Having by now been joined by his brother, Harold (the future Lord Rothermere), he had scored an instant hit. Like all Northcliffe’s publications, it catered to popular tastes with punchy news stories – what he called ‘surprises’ – and was also the first paper with a page aimed specifically at women. But it was never coarse. As Mr Roberts observed: ‘Northcliffe would never allow words like “rupture” or “constipation” in his newspaper because his mother wouldn’t like it.’
The Mail soon became the bestselling paper in the world, with more than a million copies sold daily. It was fiercely independent, but espoused a Conservative, Unionist and imperialist view of the world. Any sensible politician wanted to be in it, even if the Conservative prime minister, the Marquess of Salisbury, observed sniffily that it was ‘written by shop boys for shop boys’. There were very many more shop boys than marquesses in late Victorian Britain, however, and they had a thirst for knowledge.
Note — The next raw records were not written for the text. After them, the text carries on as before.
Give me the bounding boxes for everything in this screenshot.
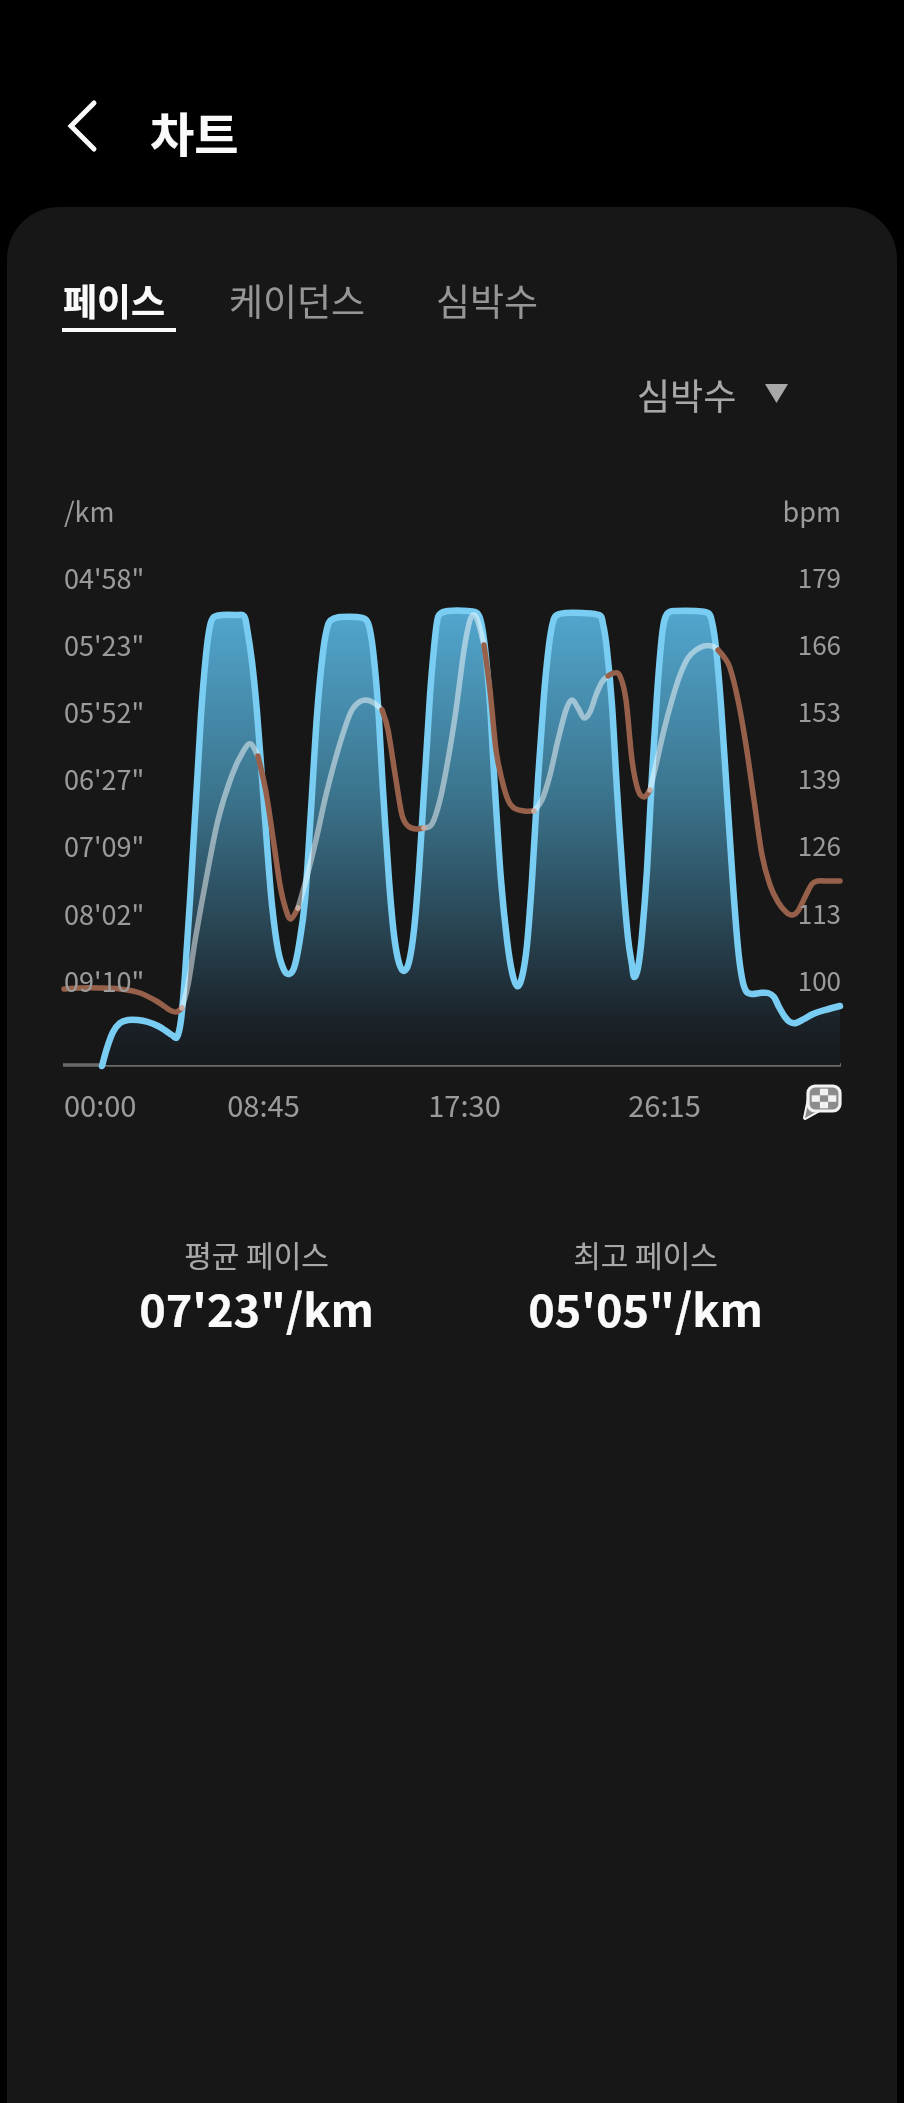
button[interactable] (50, 270, 190, 340)
staticText: bpm (782, 491, 841, 530)
staticText: 113 (797, 894, 841, 932)
staticText: 06'27" (64, 759, 145, 798)
button[interactable] (220, 270, 380, 340)
button[interactable] (620, 363, 800, 427)
staticText: 04'58" (64, 558, 145, 597)
staticText: 179 (797, 558, 841, 596)
staticText: 05'05"/km (528, 1275, 763, 1335)
staticText: 166 (797, 625, 841, 663)
staticText: 139 (797, 759, 841, 797)
staticText: /km (64, 491, 115, 530)
staticText: 126 (797, 826, 841, 864)
staticText: 평균 페이스 (184, 1232, 329, 1275)
staticText: 심박수 (637, 368, 737, 420)
staticText: 케이던스 (229, 273, 366, 327)
staticText: 07'09" (64, 826, 145, 865)
staticText: 05'52" (64, 692, 145, 731)
staticText: 17:30 (428, 1083, 501, 1125)
staticText: 26:15 (628, 1083, 701, 1125)
staticText: 08:45 (227, 1083, 300, 1125)
staticText: 05'23" (64, 625, 145, 664)
staticText: 08'02" (64, 894, 145, 933)
staticText: 페이스 (63, 273, 166, 327)
staticText: 07'23"/km (139, 1275, 374, 1335)
button[interactable] (50, 96, 120, 156)
staticText: 심박수 (436, 273, 539, 327)
staticText: 100 (797, 961, 841, 999)
staticText: 153 (797, 692, 841, 730)
button[interactable] (425, 270, 555, 340)
staticText: 최고 페이스 (573, 1232, 718, 1275)
staticText: 00:00 (64, 1083, 137, 1125)
staticText: 차트 (150, 97, 239, 157)
staticText: 09'10" (64, 961, 145, 1000)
Indeed, the acceptance of Harmsworth into the top echelons of society – he was soon introduced to Queen Victoria –reflected the social fluidity of Victorian Britain. In 1905, as one of the most powerful men in the land, Harmsworth received a peerage and, at 40, was the youngest member of the House of Lords. It was said he chose the name ‘Northcliffe’ because he wanted a title beginning with the same letter as his great hero, Napoleon.
He was a serial innovator, not just in his development of new printing methods. He loved fast cars and was a fervent believer in aviation, driving technical advances by offering huge financial prizes for increasingly ambitious air races. It wasn’t just down to a love of engines, though. He had befriended the Wright brothers and watched their early prototypes take off.
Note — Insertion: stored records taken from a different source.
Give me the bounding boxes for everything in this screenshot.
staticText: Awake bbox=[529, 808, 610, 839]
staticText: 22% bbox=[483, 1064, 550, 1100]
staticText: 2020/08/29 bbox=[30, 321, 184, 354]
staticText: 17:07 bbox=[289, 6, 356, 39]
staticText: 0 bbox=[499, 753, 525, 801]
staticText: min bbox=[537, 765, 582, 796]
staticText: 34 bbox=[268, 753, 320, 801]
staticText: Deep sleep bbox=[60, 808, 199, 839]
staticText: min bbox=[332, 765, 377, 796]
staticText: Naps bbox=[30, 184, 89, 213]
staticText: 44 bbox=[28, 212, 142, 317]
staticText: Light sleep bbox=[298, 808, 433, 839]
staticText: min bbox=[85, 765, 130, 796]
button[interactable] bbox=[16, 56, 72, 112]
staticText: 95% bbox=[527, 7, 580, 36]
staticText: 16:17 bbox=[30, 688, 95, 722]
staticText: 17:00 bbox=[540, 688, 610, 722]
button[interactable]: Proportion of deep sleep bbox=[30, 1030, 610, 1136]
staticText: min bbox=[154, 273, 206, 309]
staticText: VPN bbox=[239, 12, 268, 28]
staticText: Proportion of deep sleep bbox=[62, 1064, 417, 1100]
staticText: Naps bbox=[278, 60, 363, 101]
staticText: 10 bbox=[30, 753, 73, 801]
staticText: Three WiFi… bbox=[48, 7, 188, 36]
He could see war on the horizon and the need for Britain to have aerial firepower. The outbreak of World War I in 1914 underlined the extent of his power and influence. As Britain’s war prospects waned, he became convinced that Herbert Asquith was not the man for the job of prime minister – and he said so. He was adamant that the soldiers in the trenches were being betrayed by a lack of proper artillery ammunition. He was accused of sedition and the Mail was, famously, burned on the floor of the London Stock Exchange.
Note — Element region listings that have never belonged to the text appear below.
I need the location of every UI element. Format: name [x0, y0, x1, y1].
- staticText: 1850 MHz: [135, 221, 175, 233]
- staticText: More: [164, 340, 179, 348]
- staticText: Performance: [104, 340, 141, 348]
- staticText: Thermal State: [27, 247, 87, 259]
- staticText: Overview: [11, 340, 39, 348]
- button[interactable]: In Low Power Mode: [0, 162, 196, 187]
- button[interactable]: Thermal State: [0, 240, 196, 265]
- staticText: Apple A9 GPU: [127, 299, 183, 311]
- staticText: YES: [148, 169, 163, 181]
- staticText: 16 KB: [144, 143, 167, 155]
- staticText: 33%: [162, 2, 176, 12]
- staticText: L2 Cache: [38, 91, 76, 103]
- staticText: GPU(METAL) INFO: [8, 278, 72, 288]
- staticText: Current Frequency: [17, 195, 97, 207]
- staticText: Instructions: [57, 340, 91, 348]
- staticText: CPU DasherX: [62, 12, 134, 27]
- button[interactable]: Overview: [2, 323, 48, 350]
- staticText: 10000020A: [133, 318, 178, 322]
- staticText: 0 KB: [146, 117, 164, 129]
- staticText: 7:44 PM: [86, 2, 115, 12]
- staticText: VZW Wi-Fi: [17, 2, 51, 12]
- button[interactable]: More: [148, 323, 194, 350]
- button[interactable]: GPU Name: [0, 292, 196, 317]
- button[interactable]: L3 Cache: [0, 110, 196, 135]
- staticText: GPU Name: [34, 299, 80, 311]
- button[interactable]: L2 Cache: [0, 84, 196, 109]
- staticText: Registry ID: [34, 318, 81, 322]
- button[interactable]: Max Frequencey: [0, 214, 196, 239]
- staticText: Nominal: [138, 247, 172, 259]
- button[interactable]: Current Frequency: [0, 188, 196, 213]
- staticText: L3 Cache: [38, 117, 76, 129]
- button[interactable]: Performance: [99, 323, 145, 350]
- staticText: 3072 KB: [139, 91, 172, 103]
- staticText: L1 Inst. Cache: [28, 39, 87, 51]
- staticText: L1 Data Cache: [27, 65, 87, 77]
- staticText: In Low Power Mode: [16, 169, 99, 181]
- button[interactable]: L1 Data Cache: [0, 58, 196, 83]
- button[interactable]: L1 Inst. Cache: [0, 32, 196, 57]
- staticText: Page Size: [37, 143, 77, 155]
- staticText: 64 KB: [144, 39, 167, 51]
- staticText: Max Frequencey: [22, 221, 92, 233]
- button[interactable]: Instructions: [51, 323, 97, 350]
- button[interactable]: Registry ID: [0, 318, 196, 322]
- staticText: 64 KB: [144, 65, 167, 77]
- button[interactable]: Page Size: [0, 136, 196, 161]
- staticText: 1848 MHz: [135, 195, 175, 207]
But he stood firm and would be proved right in the end. He helped curtail the disastrous Dardanelles campaign and pressed for conscription as the make-or-break way of ending the war. The new prime minister, David Lloyd George, duly sent Northcliffe off to the US to rally assistance for the UK. On his return, he ran the ministry for propaganda in enemy countries.
The loss of four nephews in the war would fuel in him an enduring hatred for Germany. However, his health was failing. In 1921, he embarked on a round-the-world tour and contracted the malignant endocarditis which cost him his sanity and, ultimately, his life. At his funeral in August 1922, more than 7,000 people, many of them war veterans, lined the streets to pay their respects.
His many critics would deplore his unflinching adoration of the British Empire, his rickety private life and his anti-semitism. Yet none could deny his achievements. Even the vanquished Kaiser Wilhelm II of Germany, who loathed him ‘with intense bitterness’, lamented that ‘if we had had Northcliffe, we would have won the [First World] War’.
The Guardian, never a great fan, observed: ‘As a material force, there has been nothing in journalism to compare him with.’ His old rival, Max Aitken, acknowledged him as ‘the greatest figure who ever strode down Fleet Street’. Mr Roberts said that, for all Northcliffe’s many flaws, ‘he showed tremendous moral courage. He was a great man’.